Suggestion # 3 Common Interest in the Challenge of Data Models & Persistence
To the uninitiated it is difficult to spot the generic patterns that underpin the VistA codebase, especially in terms of clinical content. My impression is that across the M language/database there are deep patterns that underpin the flexibility of the VistA platform.  The difficulty of their current state that as of now these are nowhere near as easy for clinicians to visualise, comprehend, review and improve as internationally leading approaches such as openEHR archetypes (which are gaining ground in the NHS  in Leeds Care Record, WardWare, UCL Moorfields openEyes etc(Explore the International openEHR CKM for a flavour) . My instinct is that the pioneering work on VistA FMQL may be well placed to help spot these patterns and work well with the openEHR archetype methodology to address the challenge of clinical data models.

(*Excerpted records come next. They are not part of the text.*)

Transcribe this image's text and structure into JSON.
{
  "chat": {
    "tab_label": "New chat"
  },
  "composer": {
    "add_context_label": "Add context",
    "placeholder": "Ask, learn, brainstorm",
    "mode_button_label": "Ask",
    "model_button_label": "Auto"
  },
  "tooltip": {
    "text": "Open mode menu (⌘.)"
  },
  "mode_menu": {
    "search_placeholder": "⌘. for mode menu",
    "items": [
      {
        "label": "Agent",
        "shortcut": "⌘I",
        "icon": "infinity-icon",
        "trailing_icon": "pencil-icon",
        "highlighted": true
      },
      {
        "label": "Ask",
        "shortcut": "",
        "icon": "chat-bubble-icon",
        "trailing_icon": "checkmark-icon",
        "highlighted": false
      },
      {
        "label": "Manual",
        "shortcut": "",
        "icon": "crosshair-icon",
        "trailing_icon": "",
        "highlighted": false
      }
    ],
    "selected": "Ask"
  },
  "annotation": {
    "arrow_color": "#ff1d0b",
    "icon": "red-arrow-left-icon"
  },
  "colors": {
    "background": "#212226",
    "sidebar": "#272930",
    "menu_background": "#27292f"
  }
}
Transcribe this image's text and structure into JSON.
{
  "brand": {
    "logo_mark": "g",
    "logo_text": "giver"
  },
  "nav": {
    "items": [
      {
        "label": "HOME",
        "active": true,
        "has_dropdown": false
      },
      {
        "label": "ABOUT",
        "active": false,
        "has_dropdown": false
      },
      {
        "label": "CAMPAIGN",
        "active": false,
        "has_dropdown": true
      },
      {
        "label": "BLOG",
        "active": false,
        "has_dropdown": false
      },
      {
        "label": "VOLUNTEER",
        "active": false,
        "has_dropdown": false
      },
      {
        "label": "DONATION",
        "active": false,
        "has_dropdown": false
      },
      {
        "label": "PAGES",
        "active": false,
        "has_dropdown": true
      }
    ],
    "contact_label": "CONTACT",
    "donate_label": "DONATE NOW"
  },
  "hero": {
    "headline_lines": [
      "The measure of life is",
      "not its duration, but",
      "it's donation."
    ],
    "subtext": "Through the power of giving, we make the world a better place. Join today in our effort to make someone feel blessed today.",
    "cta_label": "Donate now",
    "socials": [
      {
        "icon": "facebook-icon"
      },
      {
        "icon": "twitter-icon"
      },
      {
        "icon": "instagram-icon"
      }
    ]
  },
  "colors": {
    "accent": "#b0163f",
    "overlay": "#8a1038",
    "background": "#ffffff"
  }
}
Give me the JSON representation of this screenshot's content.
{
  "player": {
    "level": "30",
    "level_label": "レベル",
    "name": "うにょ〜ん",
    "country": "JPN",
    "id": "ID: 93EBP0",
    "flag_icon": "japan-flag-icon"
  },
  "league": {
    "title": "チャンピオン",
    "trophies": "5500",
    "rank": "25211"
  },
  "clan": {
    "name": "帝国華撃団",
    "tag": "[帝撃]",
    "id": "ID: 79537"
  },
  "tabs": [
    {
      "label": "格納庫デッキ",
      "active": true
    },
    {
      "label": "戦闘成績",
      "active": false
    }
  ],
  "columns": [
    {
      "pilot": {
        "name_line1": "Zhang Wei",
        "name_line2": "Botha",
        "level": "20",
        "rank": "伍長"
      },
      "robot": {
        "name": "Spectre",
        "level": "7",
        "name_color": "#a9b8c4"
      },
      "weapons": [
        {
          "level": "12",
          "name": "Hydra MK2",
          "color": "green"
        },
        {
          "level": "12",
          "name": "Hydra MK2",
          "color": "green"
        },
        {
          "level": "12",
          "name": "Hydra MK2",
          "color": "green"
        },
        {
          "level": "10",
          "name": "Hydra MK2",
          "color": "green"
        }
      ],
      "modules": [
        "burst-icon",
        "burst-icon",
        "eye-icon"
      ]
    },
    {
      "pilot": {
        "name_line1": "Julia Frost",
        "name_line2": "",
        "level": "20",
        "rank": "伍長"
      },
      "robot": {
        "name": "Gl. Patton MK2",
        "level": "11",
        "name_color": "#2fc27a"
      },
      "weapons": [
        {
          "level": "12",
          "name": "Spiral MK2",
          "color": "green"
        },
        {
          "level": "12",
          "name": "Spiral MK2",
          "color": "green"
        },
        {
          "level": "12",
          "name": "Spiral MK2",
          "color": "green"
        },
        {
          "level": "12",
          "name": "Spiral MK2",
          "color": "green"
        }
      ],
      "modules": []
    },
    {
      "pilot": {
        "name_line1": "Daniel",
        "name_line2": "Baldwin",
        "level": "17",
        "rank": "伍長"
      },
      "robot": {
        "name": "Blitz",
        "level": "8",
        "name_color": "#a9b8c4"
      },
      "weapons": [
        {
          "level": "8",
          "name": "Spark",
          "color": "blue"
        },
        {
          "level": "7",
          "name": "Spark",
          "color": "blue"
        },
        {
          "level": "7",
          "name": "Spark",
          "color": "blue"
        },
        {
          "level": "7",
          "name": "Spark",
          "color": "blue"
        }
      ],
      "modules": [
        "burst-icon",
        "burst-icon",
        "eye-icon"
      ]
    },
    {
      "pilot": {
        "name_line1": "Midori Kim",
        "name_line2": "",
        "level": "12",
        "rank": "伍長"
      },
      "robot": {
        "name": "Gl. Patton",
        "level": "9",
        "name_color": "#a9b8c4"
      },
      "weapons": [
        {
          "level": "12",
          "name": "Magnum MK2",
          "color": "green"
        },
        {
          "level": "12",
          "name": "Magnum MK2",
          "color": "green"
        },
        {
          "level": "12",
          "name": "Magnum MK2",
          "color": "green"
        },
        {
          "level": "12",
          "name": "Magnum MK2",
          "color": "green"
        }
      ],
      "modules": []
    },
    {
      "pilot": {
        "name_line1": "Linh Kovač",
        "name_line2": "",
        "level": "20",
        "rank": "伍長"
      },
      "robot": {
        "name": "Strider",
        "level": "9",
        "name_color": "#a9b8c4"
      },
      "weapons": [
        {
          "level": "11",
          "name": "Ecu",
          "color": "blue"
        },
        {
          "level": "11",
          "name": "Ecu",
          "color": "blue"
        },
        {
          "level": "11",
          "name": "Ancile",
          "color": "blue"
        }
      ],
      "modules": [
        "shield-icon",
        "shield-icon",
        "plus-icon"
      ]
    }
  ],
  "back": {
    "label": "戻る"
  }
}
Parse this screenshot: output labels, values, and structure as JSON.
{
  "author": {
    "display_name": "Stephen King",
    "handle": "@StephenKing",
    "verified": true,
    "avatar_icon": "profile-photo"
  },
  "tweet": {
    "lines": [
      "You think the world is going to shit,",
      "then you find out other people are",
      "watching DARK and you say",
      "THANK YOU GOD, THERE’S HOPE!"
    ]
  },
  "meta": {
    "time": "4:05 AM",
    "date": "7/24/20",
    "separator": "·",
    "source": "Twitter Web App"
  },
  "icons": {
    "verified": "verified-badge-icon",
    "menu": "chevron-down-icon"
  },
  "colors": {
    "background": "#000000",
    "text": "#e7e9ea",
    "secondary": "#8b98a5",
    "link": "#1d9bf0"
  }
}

At a deeper technical level, the value of Mumps as the ideal database for healthcare needs to be better communicated across the NHS, esp to those now exploring the optimal means of healthcare data persistence – with changes in the database landscape emerging in the form of new NoSQL technology (e.g. MongoDB) in the age of Big Data.

Conclusion
As the NHS starts to explore VistA , that journey may begin with some NHS Trusts looking to deploy VistA  on an NHS patch, but if this is done in isolation from the rest of the NHS OS community it would be an opportunity lost. More importantly, both OSEHRA from the US and the NHS in England now acknowledge the need for clinically led,  agile development of an OS EHR platform to transform healthcare in the 21st Century.
Lets hope that the OS EHR community of both sides of the divide can now look to better understand each other, collaborate and stimulate a wave of transatlantic innovation.